The cycle of neglect starts all the way from the birth parents who left them. Further, the people in charge of child-care facilities are already over-burdened with the responsibility of managing so many kids. They cannot provide proper and equal attention to each and every child under their care.
In certain cases, the mother can endanger the life, safety, and future development of their child by following certain ill-advised practices during her pregnancy. There are many ways to harm the fetus; such as alcohol consumption, smoking (or even being exposed to second-hand smoke), substance abuse, or under-nourishment of the embryo in the belly.
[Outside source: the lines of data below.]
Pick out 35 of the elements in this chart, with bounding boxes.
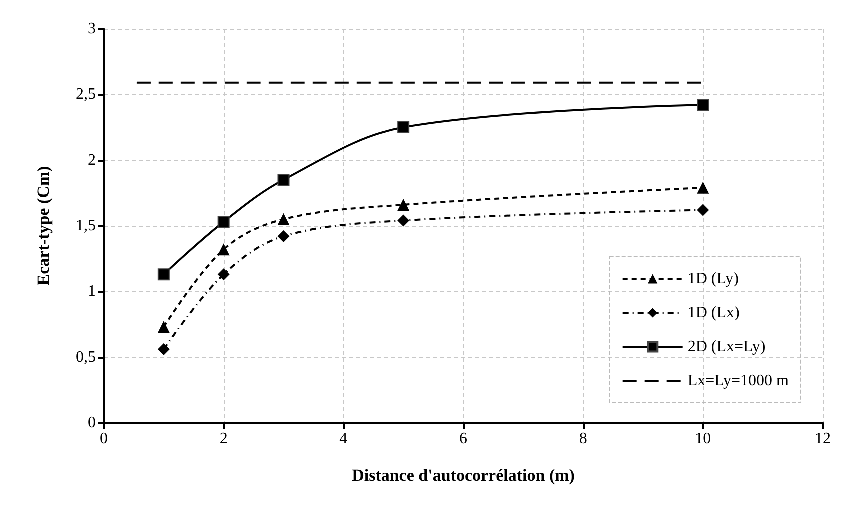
point	[158, 268, 170, 281]
point	[158, 321, 170, 334]
x-tick-label: 8	[579, 430, 588, 448]
point	[278, 213, 290, 226]
y-tick-label: 0	[88, 414, 96, 432]
point	[278, 174, 290, 186]
point	[218, 268, 230, 281]
point	[218, 244, 230, 256]
legend-label: Lx=Ly=1000 m	[688, 372, 790, 390]
point	[398, 122, 410, 134]
y-tick-label: 3	[88, 20, 96, 38]
y-tick-label: 0,5	[76, 348, 96, 366]
x-tick-label: 4	[340, 430, 348, 448]
y-tick-label: 2,5	[76, 86, 96, 104]
point	[218, 216, 230, 228]
x-tick-label: 6	[460, 430, 468, 448]
x-tick-label: 12	[815, 430, 831, 448]
point	[398, 214, 410, 227]
y-tick-label: 1,5	[76, 218, 96, 234]
legend-label: 2D (Lx=Ly)	[688, 338, 766, 356]
point	[697, 99, 710, 112]
point	[278, 230, 290, 243]
y-axis-title: Ecart-type (Cm)	[34, 166, 53, 286]
x-tick-label: 2	[220, 430, 228, 448]
y-tick-label: 2	[88, 152, 96, 169]
y-tick-label: 1	[88, 283, 96, 300]
point	[697, 204, 710, 216]
legend-label: 1D (Ly)	[688, 270, 739, 288]
point	[398, 198, 410, 211]
x-tick-label: 10	[695, 430, 712, 448]
point	[158, 343, 170, 356]
point	[697, 182, 710, 194]
legend-label: 1D (Lx)	[688, 304, 740, 322]
x-tick-label: 0	[100, 430, 108, 448]
x-axis-title: Distance d'autocorrélation (m)	[352, 466, 575, 485]
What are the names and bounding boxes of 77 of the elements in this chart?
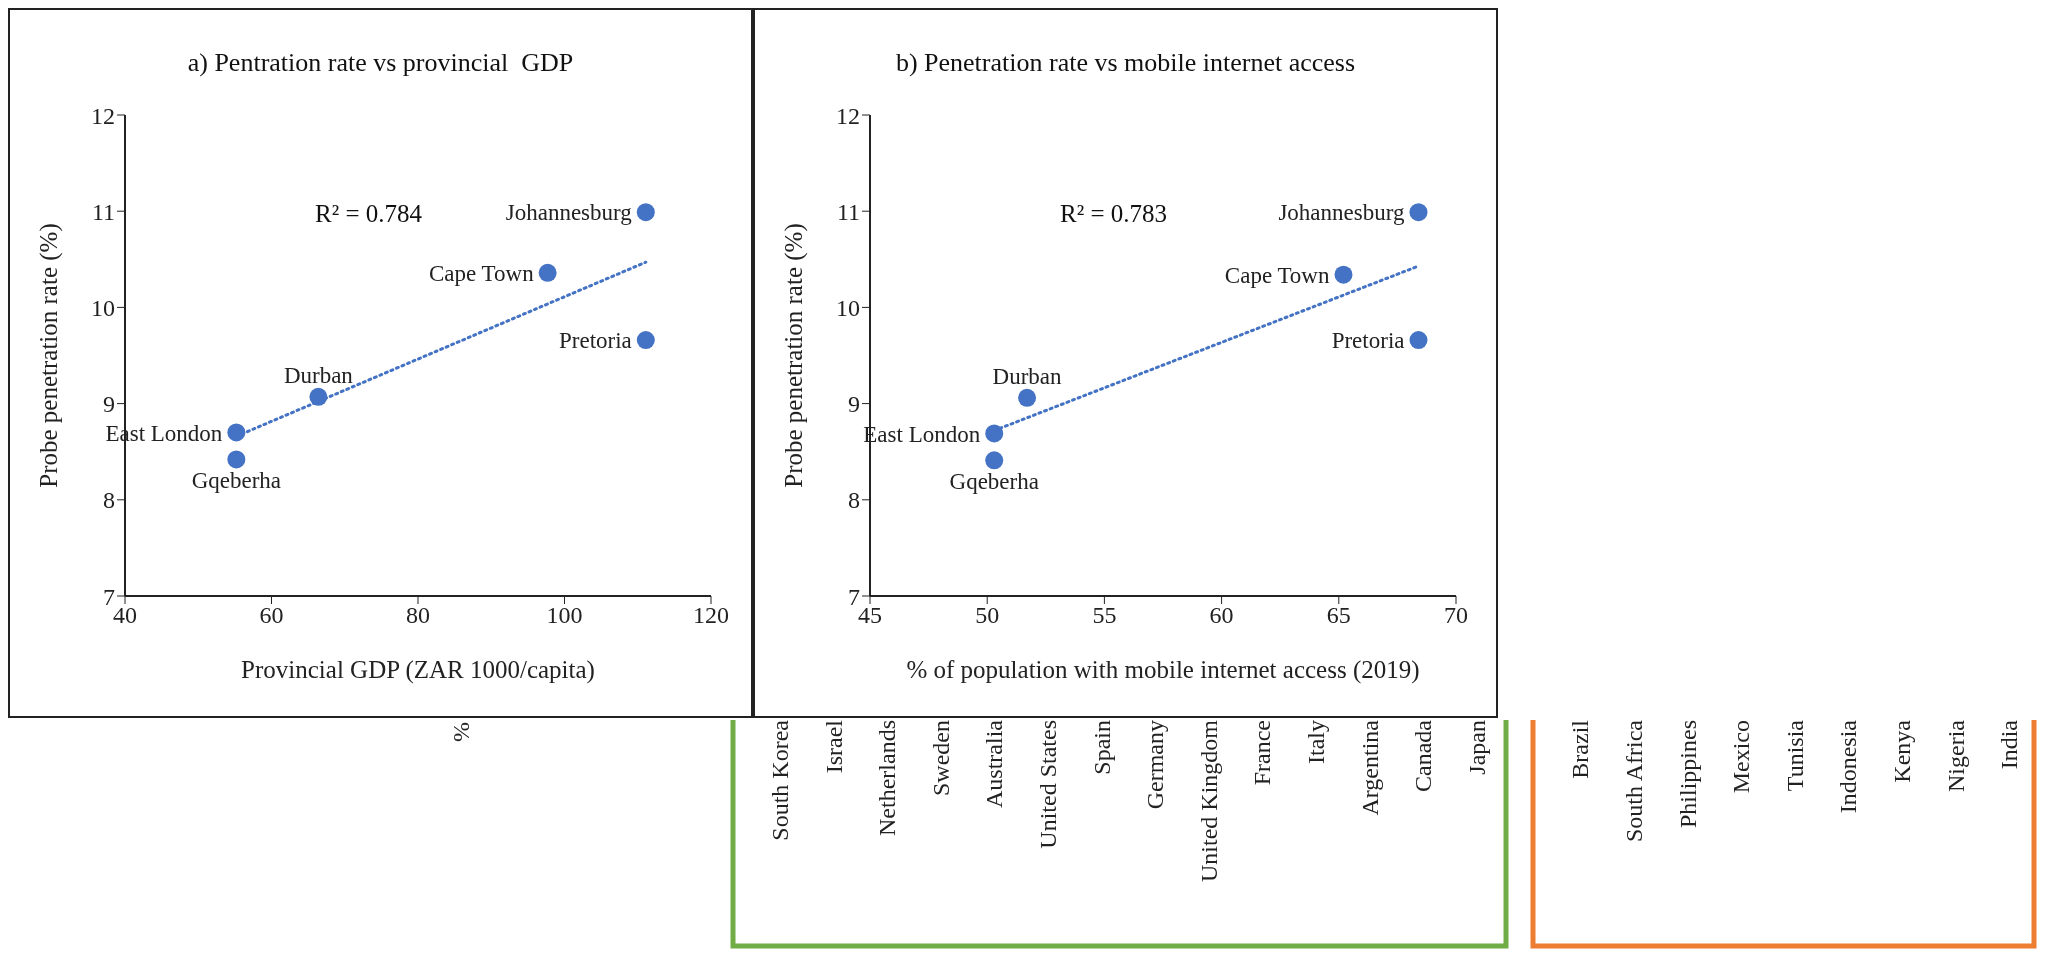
y-axis-title: Probe penetration rate (%) — [779, 223, 808, 488]
annotation: Durban — [283, 362, 354, 388]
category-label: Australia — [981, 719, 1008, 808]
x-tick-label: 60 — [1209, 602, 1234, 629]
point — [1334, 265, 1353, 284]
point — [1409, 203, 1428, 222]
annotation: Pretoria — [1331, 328, 1405, 354]
y-tick-label: 12 — [836, 102, 860, 129]
point — [309, 387, 328, 406]
annotation: Cape Town — [429, 260, 535, 286]
category-label: Italy — [1303, 720, 1329, 764]
annotation: Johannesburg — [1278, 200, 1405, 226]
point — [1018, 388, 1037, 407]
category-label: Germany — [1142, 720, 1169, 810]
y-tick-label: 9 — [848, 391, 860, 418]
x-axis-title: % of population with mobile internet access (2019) — [906, 656, 1420, 684]
category-label: Spain — [1088, 720, 1115, 775]
x-tick-label: 60 — [259, 602, 284, 629]
annotation: R² = 0.783 — [1060, 200, 1168, 228]
category-label: Canada — [1410, 719, 1437, 792]
y-tick-label: 10 — [836, 294, 860, 321]
x-tick-label: 70 — [1444, 602, 1468, 629]
y-tick-label: 10 — [91, 294, 115, 321]
category-label: Philippines — [1674, 720, 1701, 829]
annotation: Johannesburg — [505, 200, 633, 226]
category-label: Japan — [1463, 720, 1490, 775]
annotation: Cape Town — [1224, 262, 1330, 288]
point — [985, 451, 1004, 470]
category-label: Nigeria — [1942, 719, 1969, 792]
category-label: Tunisia — [1781, 719, 1808, 792]
point — [227, 450, 246, 469]
chart-title: a) Pentration rate vs provincial GDP — [186, 48, 575, 78]
category-label: South Korea — [767, 719, 793, 841]
point — [538, 263, 557, 282]
category-label: Kenya — [1889, 719, 1915, 783]
point — [227, 423, 246, 442]
category-label: United Kingdom — [1195, 719, 1222, 882]
point — [985, 424, 1004, 443]
y-axis-title: Probe penetration rate (%) — [34, 223, 63, 488]
x-axis-title: Provincial GDP (ZAR 1000/capita) — [241, 656, 595, 684]
x-tick-label: 65 — [1326, 602, 1351, 629]
x-tick-label: 55 — [1092, 602, 1117, 629]
point — [636, 331, 655, 350]
x-tick-label: 40 — [113, 602, 137, 629]
x-tick-label: 80 — [406, 602, 430, 629]
x-tick-label: 120 — [693, 602, 729, 629]
point — [1409, 331, 1428, 350]
y-tick-label: 8 — [848, 487, 860, 514]
annotation: R² = 0.784 — [315, 200, 423, 228]
y-tick-label: 8 — [103, 487, 115, 514]
chart-title: b) Penetration rate vs mobile internet access — [894, 48, 1357, 78]
y-tick-label: 12 — [91, 102, 115, 129]
x-tick-label: 45 — [858, 602, 882, 629]
x-tick-label: 100 — [546, 602, 583, 629]
category-label: Netherlands — [874, 720, 901, 836]
category-label: Mexico — [1728, 720, 1755, 794]
text: % — [449, 722, 475, 742]
annotation: Durban — [992, 363, 1063, 389]
category-label: Brazil — [1567, 719, 1594, 779]
category-label: Indonesia — [1835, 719, 1862, 814]
annotation: Gqeberha — [949, 468, 1039, 494]
category-label: South Africa — [1621, 719, 1647, 842]
point — [636, 203, 655, 222]
annotation: Pretoria — [558, 328, 632, 354]
category-label: France — [1249, 720, 1276, 786]
y-tick-label: 11 — [836, 198, 860, 225]
category-label: Argentina — [1356, 719, 1383, 816]
x-tick-label: 50 — [975, 602, 1000, 629]
y-tick-label: 7 — [103, 583, 115, 610]
y-tick-label: 9 — [103, 391, 115, 418]
y-tick-label: 11 — [91, 198, 115, 225]
category-label: Sweden — [927, 720, 954, 796]
annotation: Gqeberha — [191, 467, 282, 493]
category-label: United States — [1035, 720, 1061, 849]
category-label: Israel — [820, 719, 847, 774]
category-label: India — [1996, 719, 2023, 770]
y-tick-label: 7 — [848, 583, 860, 610]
The earlier the child is adopted, the lower will be the likelihood of them facing anything on the lines of Adopted Child Syndrome. Research suggests that there is hardly any difference in the developmental hurdles of children who were adopted before the age of six-months when compared with children who were raised by their biological parents. The children who are adopted later in life, are more likely to face developmental hurdles.
In case the child doesn’t remember having any contact with his biological parents, they will have an easier time adapting and connecting to you. But if they had a strong connection with their birth parents, then it might take time before they are ready to accept you as their parent. They often feel that they’d be doing a disservice to the memory of their birth parents if they start considering their adoptive parents in the same light.
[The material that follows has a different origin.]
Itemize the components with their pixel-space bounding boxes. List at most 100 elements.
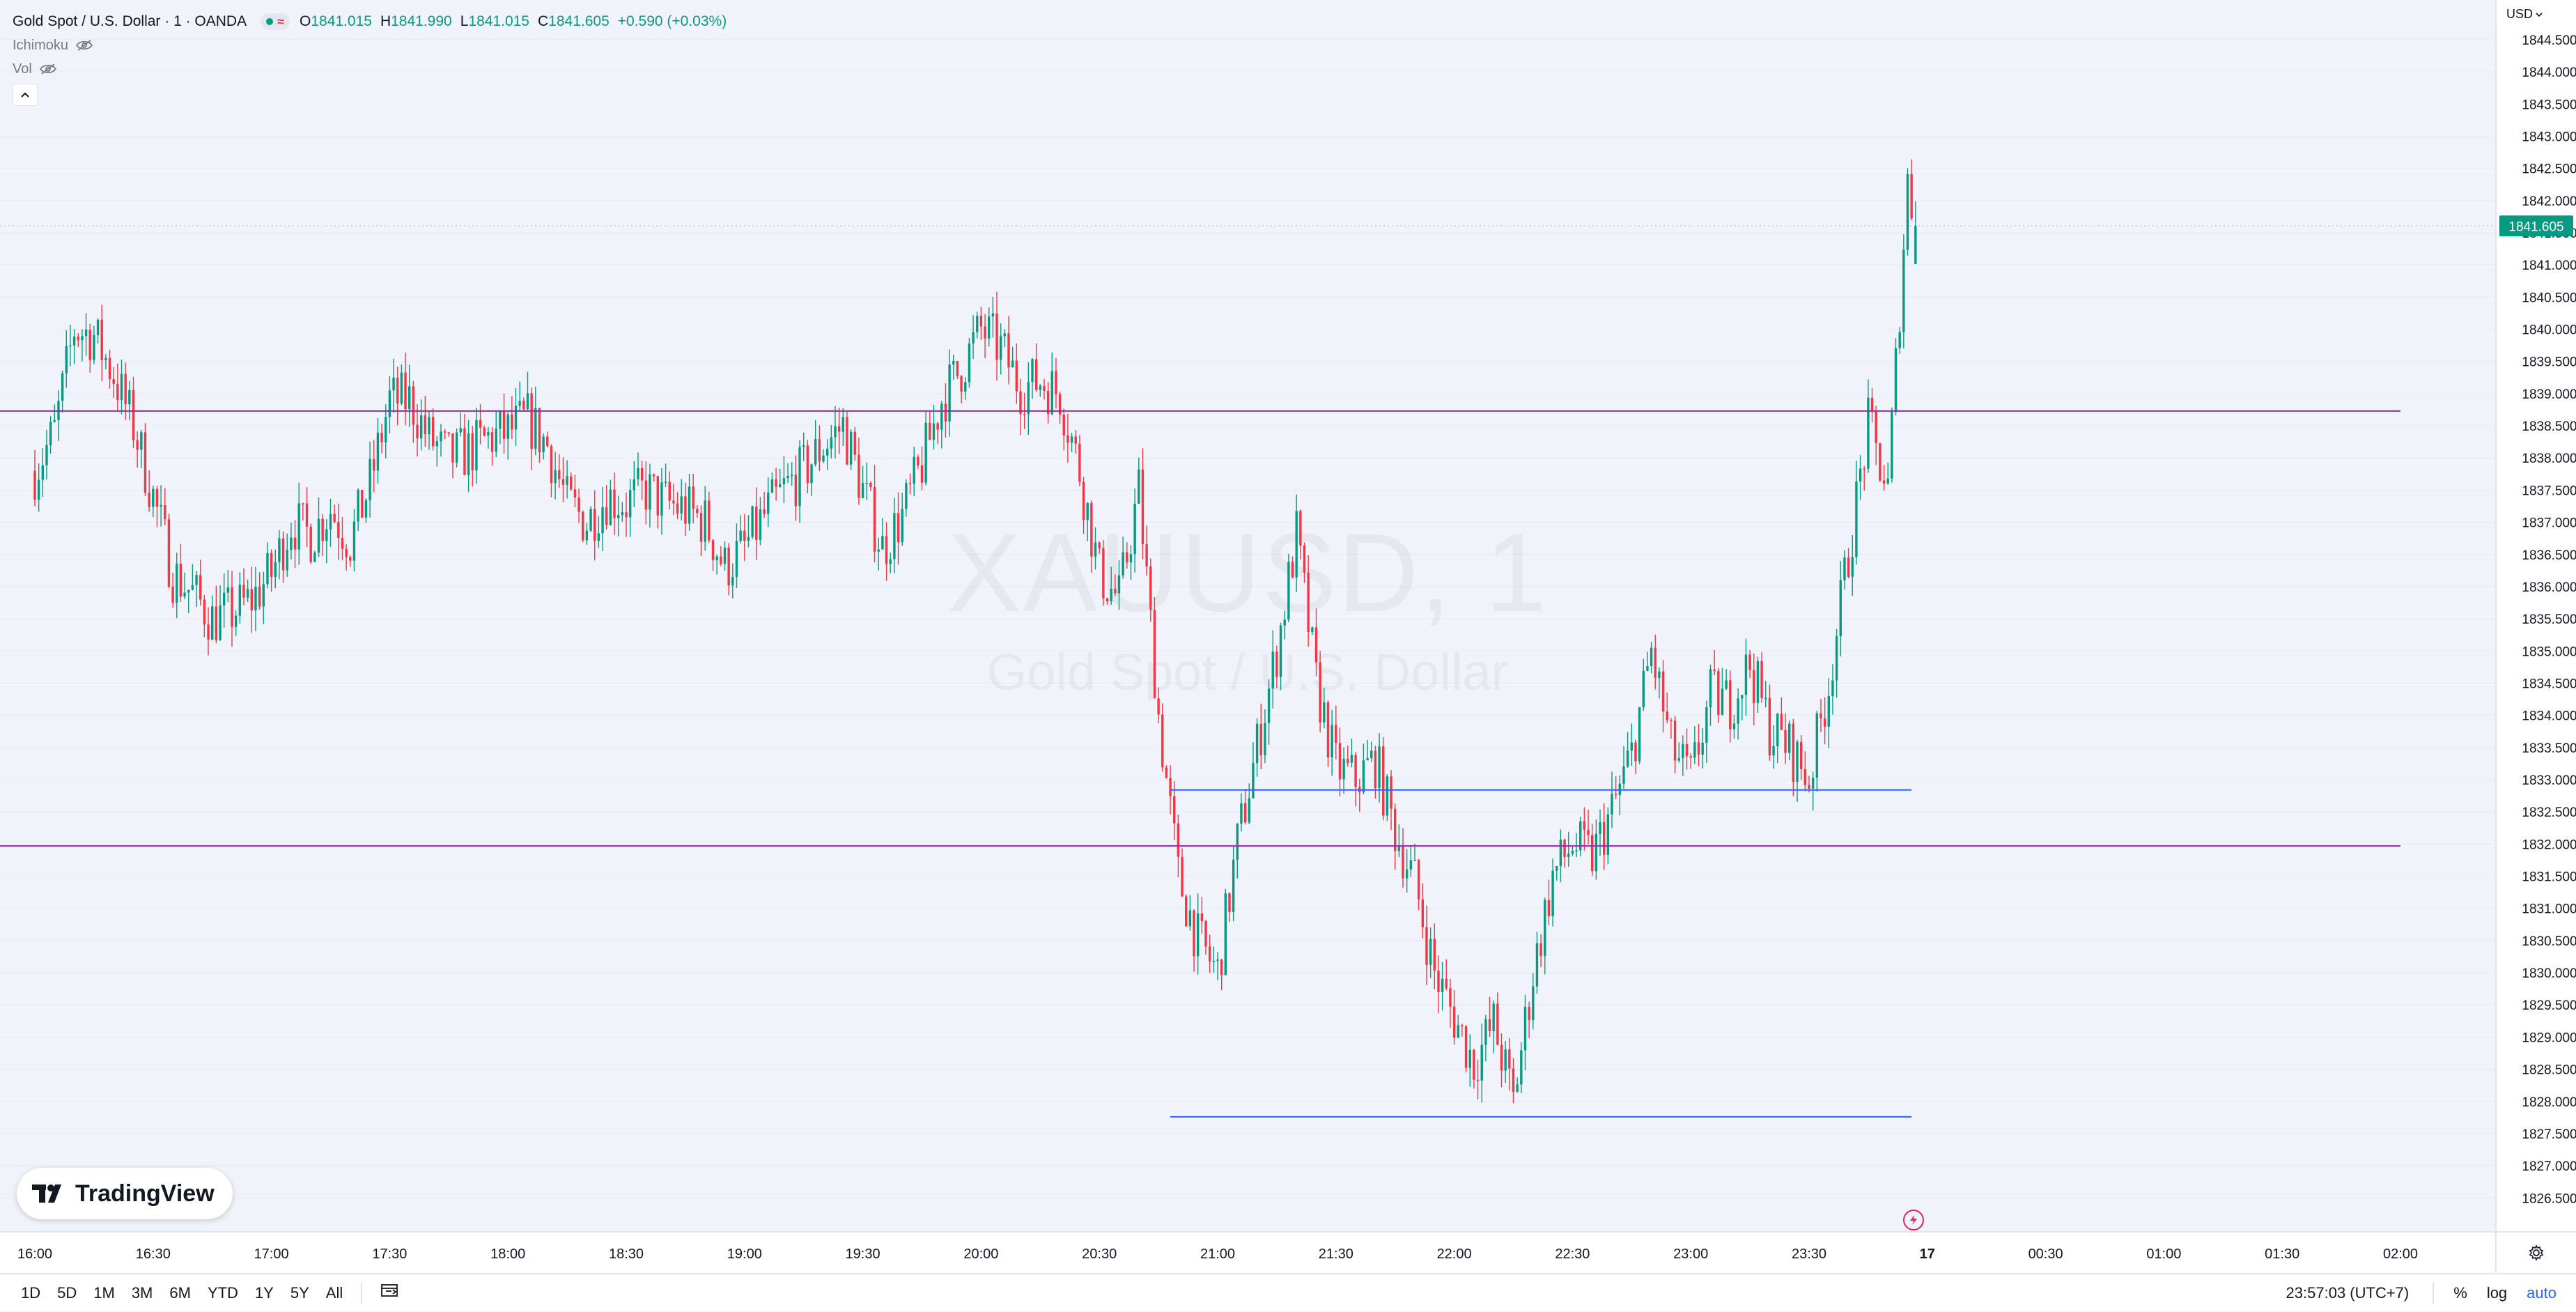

Start by addressing their abandonment issues. Understand that they fear losing you the way they lost their biological parents. Reassure them through your actions and words, that you’ll be there for them; that you’re not going to leave or abandon them. It might feel repetitive, but it’s important for your child to know this.
They are often found lagging behind on self-esteem. This can be addressed by appreciating all their achievements and accomplishments. Be their personal cheerleader in life. Shower them your undivided attention, so that they realize how important they’re to you. It is important to express these sentiments, rather than merely assuming that they know how you feel. Your words and actions can instill these beliefs in them.
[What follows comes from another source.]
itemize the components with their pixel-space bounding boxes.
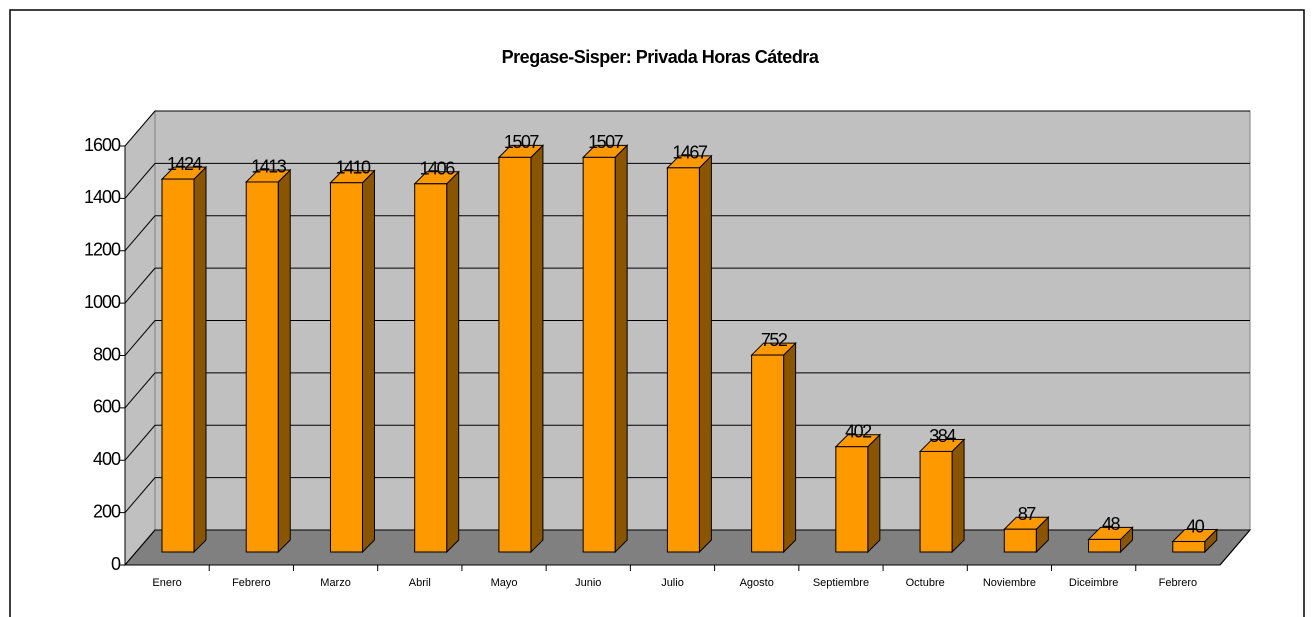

Rather than being impulsive and giving them a stern scolding, organize your thoughts and attune to their sensibilities. Make it clear why you’re upset with them and how they can fix or repent for their mistakes. Make it very clear that you still love them and are just disappointed by their actions in this particular scenario.
A cornerstone of emotional and social development is to be able to mingle and be a part of society by forming strong connections with others. Make sure to encourage them to take part in different social functions and occasions. If they’re apprehensive, go with them to show your support. Do make sure to keep them under supervision, to check for signs of bullying from them or others.
This is a very important conversation that most parents are apprehensive about. If not handled properly, this can have a serious impact on your relationship with them, as well as on their relations with others down the road. You can take help from our article on how to discuss this subject with them.
Read more: Worried about telling child they are adopted
Important occasions such as birthdays, Mother’s Day, Father’s day can be very hard on the child as they start reminiscing about their birth parents. Old memories from their past life might dredge up and feelings of remorse might swell through them. Thus, making it important for you to understand their feelings and stand by them, rather than forcing them to enjoy the event.
At the base of all these issues is the fact of their adoption. Make them feel comfortable with this idea and end the stigma against the subject. You can use the following ways to deal with this taboo topic. Your kid might have vaulted their feelings on adoption. It falls to you to create a safe environment where they can be open.